Mais il se peut, bien sûr, que si vous refusez de travailler sur ce contrat vous perdiez immédiatement votre emploi…
Q. : Les clients de ma clinique de chiropraxie peuvent obtenir une réduction en souscrivant un contrat de dix séances. J'ai l'habitude de rembourser les patients pour les visites qu'ils n'ont pas faites, mais il m'arrive d'être convaincu qu'un client donné a vraiment besoin, d'un point de vue strictement médical, d'un traitement complet. Quand cela arrive, est-ce que j'ai le droit de refuser le remboursement et de dire au patient qu'il devra terminer sa série ? Il est cependant entendu que je ne tiendrai ce langage que lorsqu'il en ira de l'intérêt du patient sur un plan strictement médical.
R.
Bien que les membres des professions médicales aient tendance à se considérer comme des patrons, il faut rappeler qu'ils ne sont, en définitive, que des salariés, engagés par les patients pour les soins qu'ils souhaitent obtenir. Quand l'un d'eux déclare ne pas vouloir finir le traitement, cela revient à dire qu'il congédie le praticien auquel il a fait appel.
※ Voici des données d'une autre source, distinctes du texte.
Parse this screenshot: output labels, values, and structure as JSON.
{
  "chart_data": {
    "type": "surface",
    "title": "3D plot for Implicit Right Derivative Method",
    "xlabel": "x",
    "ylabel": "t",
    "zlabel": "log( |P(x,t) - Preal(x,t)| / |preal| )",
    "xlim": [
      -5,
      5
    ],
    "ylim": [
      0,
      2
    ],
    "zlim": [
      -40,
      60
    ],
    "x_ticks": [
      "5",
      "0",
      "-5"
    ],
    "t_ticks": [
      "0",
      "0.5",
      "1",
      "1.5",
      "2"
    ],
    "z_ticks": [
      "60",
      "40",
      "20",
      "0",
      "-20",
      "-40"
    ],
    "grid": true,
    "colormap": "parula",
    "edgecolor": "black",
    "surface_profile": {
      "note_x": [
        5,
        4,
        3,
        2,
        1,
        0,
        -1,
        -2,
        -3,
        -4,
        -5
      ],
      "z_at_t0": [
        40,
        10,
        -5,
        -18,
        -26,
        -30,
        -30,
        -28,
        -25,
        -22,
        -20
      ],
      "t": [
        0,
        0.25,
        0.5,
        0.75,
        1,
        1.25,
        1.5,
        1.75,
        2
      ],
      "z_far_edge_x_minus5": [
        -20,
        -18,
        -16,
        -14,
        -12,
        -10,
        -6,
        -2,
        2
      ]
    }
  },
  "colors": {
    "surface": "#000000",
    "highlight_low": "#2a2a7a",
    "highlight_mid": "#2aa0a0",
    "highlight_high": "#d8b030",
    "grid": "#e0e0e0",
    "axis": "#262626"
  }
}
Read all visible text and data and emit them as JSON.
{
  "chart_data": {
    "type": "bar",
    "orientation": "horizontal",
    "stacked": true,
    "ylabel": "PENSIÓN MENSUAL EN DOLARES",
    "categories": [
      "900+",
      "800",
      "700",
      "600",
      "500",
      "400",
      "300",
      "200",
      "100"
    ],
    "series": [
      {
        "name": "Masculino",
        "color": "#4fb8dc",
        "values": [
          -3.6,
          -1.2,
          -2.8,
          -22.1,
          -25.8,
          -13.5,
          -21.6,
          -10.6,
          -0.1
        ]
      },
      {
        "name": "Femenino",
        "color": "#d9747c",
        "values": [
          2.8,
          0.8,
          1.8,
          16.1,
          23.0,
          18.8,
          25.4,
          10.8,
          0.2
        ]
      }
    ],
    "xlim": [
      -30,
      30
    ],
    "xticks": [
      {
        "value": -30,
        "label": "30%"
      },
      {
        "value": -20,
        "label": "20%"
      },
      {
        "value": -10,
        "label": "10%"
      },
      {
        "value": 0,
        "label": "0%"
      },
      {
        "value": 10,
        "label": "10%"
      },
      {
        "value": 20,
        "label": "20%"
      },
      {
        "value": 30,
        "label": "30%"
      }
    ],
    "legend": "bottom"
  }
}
La loi juive est très protectrice du salarié, et beaucoup de lois le protègent contre toutes formes d'exploitation par son employeur. Par exemple, l'ouvrier renvoyé n'est pas rémunéré au prorata du travail effectivement réalisé. Si son emploi actuel l'a privé d'occasions de gagner de l'argent, son dédommagement doit en tenir compte. Vous avez donc le droit d'adopter une politique de remboursement qui tienne compte de cette réglementation, et faire payer, par exemple, pour les visites effectuées comme si elles étaient des visites isolées et non des parties d'un ensemble.
Mais vous ne pouvez pas obliger quelqu'un à vous embaucher. De même, si une personne est employée pour une durée préalablement définie d'un commun accord, comme dans le cas dans votre contrat de dix séances, l'employeur - ici le client - n'est tenu à aucune obligation de continuer de respecter le contrat s'il décide de ne plus vouloir de ce travail ou s'il éprouve de l'antipathie pour le salarié. Son seul devoir est de veiller à ce que celui-ci reçoive une juste compensation. Vous n'avez pas le droit d'invoquer le fait que l'argent a été versé à l'avance pour priver le patient de son droit de choisir ou de refuser un programme de soins.
Une autre considération est à prendre en compte dans votre cas. La relation entre le fournisseur d'un traitement médical et son patient a besoin d'être basée sur la confiance. L'utilisation de sanctions monétaires comme un moyen de mettre en œuvre vos opinions médicales est de nature à éroder la confiance de vos patients en votre jugement professionnel. Même les chiropracteurs devraient éviter ce genre de comportement manipulateur.